Even torturers themselves sometimes awaken to the realization of what they have done, he pointed out. “They may be haunted by nightmares, shame and terrifying memories, ironically mimicking the same reactions they had induced in those they tortured. In the long run, they often pay a terrible price.”Defining Torture
The Program for Survivors of Torture, Dr. Keller observes, follows the United Nations’ definition of torture, which he paraphrased as severe physical or mental suffering inflicted for a variety of reasons, be it to intimidate or to collect information, done by individuals acting in an official capacity. The New York survivors program also treats people whose abusive treatment “does not meet that classic definition.” As an example, he referred to wartime events in the former Yugoslavia: “We saw a lot of people from Kosovo whose homes were set on fire by Serbian troops; they were not tortured in the more usual sense of the word, but they were profoundly traumatized.” He mentioned a situation in an Eastern European country that involved what he referred to as “deliberately induced refugee trauma” when, in the presence of her parents, paramilitary forces poured scalding water over a girl’s head.
Few victims of torture and trauma are fortunate enough to reach the survivors program in New York or others elsewhere. “What we see here,” Dr. Keller says, “is only a discrete sample—individuals who had the wherewithal to get out of their countries and the resources to make it to our program for help.” Here, he continues, “we try to restore their dignity and a sense of trust and safety.” But he warns that the lengthy healing process can mean one step forward and two steps back. Dr. Keller emphasizes that most torture victims around the world are not terrorist suspects. “Torture is more commonly used to intimidate and harass, not only individuals but entire communities,” he explains. “When the Chinese authorities torture a Tibetan monk for chanting ‘Long live the Dalai Lama,’ or when a despotic government like Zimbabwe’s tortures a student human rights advocate, they’re doing it not so much to get information as to send a message to others: if you dare to speak out, this is what will happen to you.” What torture does effectively, he concludes, is to undermine “a sense of who we are as a society and the core values we hold dear in the United States; that’s why by trying to eradicate it, we make the world a more humane place.”
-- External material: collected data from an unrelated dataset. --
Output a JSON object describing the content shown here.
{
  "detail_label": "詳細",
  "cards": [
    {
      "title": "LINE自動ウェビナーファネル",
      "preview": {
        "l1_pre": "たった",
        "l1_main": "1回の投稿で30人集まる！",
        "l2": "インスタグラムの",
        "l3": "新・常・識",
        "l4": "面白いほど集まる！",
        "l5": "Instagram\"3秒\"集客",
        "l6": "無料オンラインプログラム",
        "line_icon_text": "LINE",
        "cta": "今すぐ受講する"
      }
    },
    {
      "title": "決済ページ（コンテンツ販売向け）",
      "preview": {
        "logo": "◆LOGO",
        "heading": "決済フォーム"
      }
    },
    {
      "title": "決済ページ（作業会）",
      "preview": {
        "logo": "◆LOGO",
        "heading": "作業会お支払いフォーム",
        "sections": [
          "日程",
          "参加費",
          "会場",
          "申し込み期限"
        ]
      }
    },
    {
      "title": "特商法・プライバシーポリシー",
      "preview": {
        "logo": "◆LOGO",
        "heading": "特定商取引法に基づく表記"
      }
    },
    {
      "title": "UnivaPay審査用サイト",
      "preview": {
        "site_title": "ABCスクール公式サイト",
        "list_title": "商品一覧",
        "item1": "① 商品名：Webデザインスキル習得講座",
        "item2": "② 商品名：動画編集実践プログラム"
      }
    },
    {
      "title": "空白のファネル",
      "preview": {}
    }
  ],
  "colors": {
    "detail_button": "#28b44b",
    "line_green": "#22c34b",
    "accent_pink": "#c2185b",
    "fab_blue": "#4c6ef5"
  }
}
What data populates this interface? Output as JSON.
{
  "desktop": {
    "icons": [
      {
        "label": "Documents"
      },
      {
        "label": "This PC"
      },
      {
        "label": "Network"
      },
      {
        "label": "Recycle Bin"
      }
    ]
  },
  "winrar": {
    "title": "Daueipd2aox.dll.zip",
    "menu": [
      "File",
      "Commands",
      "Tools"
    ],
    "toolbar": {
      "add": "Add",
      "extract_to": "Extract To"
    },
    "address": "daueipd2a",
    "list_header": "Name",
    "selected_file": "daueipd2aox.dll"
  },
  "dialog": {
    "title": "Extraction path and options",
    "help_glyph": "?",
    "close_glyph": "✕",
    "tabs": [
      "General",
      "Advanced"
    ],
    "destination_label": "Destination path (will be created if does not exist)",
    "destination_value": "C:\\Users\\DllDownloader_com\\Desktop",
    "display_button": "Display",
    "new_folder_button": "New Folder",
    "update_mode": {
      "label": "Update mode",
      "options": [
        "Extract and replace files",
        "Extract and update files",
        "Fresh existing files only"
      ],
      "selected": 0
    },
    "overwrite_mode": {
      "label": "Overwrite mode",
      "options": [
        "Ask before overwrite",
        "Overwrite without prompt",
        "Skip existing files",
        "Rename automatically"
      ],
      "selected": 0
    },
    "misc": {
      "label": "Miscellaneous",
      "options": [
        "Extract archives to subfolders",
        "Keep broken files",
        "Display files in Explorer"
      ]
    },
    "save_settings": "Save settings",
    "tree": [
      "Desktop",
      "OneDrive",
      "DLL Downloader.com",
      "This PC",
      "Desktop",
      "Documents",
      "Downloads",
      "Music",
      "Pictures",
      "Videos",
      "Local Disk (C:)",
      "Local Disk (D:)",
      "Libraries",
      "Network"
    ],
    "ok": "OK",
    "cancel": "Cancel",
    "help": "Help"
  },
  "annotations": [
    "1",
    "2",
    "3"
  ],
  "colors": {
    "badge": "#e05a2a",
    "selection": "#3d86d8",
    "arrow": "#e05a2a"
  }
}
Has torture increased over the past decades or has focused reporting heightened public awareness of the issue? In Dr. Keller’s opinion both are true. He says, “There are more resources to document torture, which is known to occur in over 90 countries.” Much of the debate in the United States over its use revolves around an argument that in these dangerous times abusive interrogation techniques may be justified. “But that argument is dubious at best,” Keller says, “it’s not accurate to say that such methods elicit useful information.” He noted that individuals under torture “will say anything to stop the pain.”
Early in my visit with Dr. Keller, he answered a question from someone passing by in the hallway. I had a chance to glance around the room. It was mid-afternoon, and his uneaten lunch still lay on the table behind his desk. On the wall hung a plaque, the 2003 Humanism in Medicine award. I heard him say to the person at the door, “I’m one of those people who’s swamped.” Swamped, an observer could say, by dedication to helping victims of torture resume their lives and to pressing the U.S. government to stop its direct and indirect use of torture.